The Astonishment Phase
This phase starts when you realize you have a saleable business, and someone actually wants to give you money for your business – a LOT of money.
The Confusion Phase
You decide to proceed with a sale. If you are selling to private equity types, get ready for an entirely new and confusing vocabulary. No matter how confident you feel you are on top of your business, prospective buyers will ask questions you can’t readily answer. Don’t be surprised if you feel a little inadequate because you’ve never thought about some of the things buyers consider essential.
The Fear Phase
You look at an offer and wonder if it’s enough money? It’s a lot, but will it be enough to last you the rest of your life? You had uncertainties at times when running your business, but enjoyed a comfortable lifestyle, and the business was an ongoing venture. Are you making the right decision to give up your income stream for a fixed pile of cash?
The Excitement Phase
You get past your fear and accept an offer. This is the most exciting point in the process. You’ve got a deal done. You can count the money. It’s more money than you ever imagined you would see in your lifetime. You’re all the benefits of the sale in your head without considering the potential pain points.
The Guilt Phase
The longer you keep your intent to sell to yourself, the greater the guilt you will feel about telling your team. For most small business owners, their team is like a family. If it feels like you’ve been deceiving them, you have been. The best way to minimize guilt is to meet with the team at the earliest possible moment and be transparent. They will need to know what this means for them personally. Address their fears and reinforce the upside potential.
The Separation Phase
When you walk out the doors of your company (it’s no longer yours) for the last time, it will be extremely difficult. For most business owners, the business is part of your identity. Now, it’s gone. There’s no disguising the difficulty of the final separation. It’s both painful and necessary.
The Uncertainty Phase
Unless you worked with a financial planner and planned well, life becomes a bit uncertain. You may not have fully considered the impact of taxes on your sales proceeds. Your business identity is gone. What’s next? Many owners haven’t figured out what comes next. This can lead to frustration and regret.
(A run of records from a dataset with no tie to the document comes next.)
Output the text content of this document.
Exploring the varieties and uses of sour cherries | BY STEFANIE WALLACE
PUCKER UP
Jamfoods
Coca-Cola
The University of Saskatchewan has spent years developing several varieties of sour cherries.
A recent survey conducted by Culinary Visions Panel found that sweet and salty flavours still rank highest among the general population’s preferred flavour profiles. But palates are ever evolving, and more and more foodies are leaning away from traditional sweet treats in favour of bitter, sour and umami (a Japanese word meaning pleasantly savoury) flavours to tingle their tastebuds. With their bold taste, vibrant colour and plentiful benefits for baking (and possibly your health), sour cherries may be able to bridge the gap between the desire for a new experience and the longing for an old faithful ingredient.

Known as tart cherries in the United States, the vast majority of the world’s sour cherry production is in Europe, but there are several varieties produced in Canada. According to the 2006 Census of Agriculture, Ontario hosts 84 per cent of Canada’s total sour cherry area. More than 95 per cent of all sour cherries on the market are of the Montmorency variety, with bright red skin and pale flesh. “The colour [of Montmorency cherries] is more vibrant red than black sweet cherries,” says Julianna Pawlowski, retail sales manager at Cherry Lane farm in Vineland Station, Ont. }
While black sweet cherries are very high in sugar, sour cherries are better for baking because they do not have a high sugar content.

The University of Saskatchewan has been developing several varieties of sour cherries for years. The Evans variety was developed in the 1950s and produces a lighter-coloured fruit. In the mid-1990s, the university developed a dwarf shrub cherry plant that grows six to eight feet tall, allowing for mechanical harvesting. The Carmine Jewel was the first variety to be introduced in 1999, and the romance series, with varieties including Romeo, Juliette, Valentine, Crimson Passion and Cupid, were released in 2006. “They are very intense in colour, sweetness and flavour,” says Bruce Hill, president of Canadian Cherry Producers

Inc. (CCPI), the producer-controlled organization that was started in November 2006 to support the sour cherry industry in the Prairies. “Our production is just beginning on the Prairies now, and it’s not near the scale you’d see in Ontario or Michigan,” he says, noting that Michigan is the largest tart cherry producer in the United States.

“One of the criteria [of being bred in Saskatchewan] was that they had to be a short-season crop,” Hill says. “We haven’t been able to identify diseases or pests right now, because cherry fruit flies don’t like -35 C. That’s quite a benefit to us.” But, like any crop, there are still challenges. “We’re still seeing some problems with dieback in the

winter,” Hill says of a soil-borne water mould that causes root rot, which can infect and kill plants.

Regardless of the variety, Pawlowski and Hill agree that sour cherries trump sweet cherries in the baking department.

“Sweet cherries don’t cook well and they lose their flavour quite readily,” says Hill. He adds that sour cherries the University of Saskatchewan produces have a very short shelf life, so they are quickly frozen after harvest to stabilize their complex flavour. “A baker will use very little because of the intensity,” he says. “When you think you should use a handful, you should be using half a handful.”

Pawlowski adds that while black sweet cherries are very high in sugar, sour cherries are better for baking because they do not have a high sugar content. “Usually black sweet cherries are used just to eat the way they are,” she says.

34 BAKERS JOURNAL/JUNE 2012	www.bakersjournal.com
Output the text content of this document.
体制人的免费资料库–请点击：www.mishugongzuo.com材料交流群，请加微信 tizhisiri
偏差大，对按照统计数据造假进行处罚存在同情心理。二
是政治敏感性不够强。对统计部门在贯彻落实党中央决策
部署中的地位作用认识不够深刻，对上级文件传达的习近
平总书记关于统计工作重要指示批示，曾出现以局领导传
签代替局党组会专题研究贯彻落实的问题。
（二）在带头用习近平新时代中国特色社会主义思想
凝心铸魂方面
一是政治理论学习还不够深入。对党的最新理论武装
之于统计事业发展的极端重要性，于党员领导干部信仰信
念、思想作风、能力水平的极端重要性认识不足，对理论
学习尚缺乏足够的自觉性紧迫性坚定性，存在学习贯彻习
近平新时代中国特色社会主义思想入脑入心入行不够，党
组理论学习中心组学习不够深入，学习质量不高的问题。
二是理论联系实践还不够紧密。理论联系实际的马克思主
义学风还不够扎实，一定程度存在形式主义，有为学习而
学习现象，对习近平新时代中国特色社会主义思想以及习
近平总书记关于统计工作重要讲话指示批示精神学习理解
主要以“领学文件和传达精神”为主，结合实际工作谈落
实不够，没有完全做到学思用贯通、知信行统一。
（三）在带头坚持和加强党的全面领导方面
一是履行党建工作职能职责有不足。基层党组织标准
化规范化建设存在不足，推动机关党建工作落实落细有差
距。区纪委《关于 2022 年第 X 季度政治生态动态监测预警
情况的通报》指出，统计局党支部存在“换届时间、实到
Bottom line: consider hiring and working with a financial planner that has background and experience in dealing with owners exiting their businesses. An experienced planner can help reduce some of the fear and uncertainty. They will ask you upfront if you have figured out what comes next. They will continue to ask you this throughout the process. The planner will coordinate the tax and legal support so that the numbers Work for you and your family. Don’t try to go it alone or with only minimal support.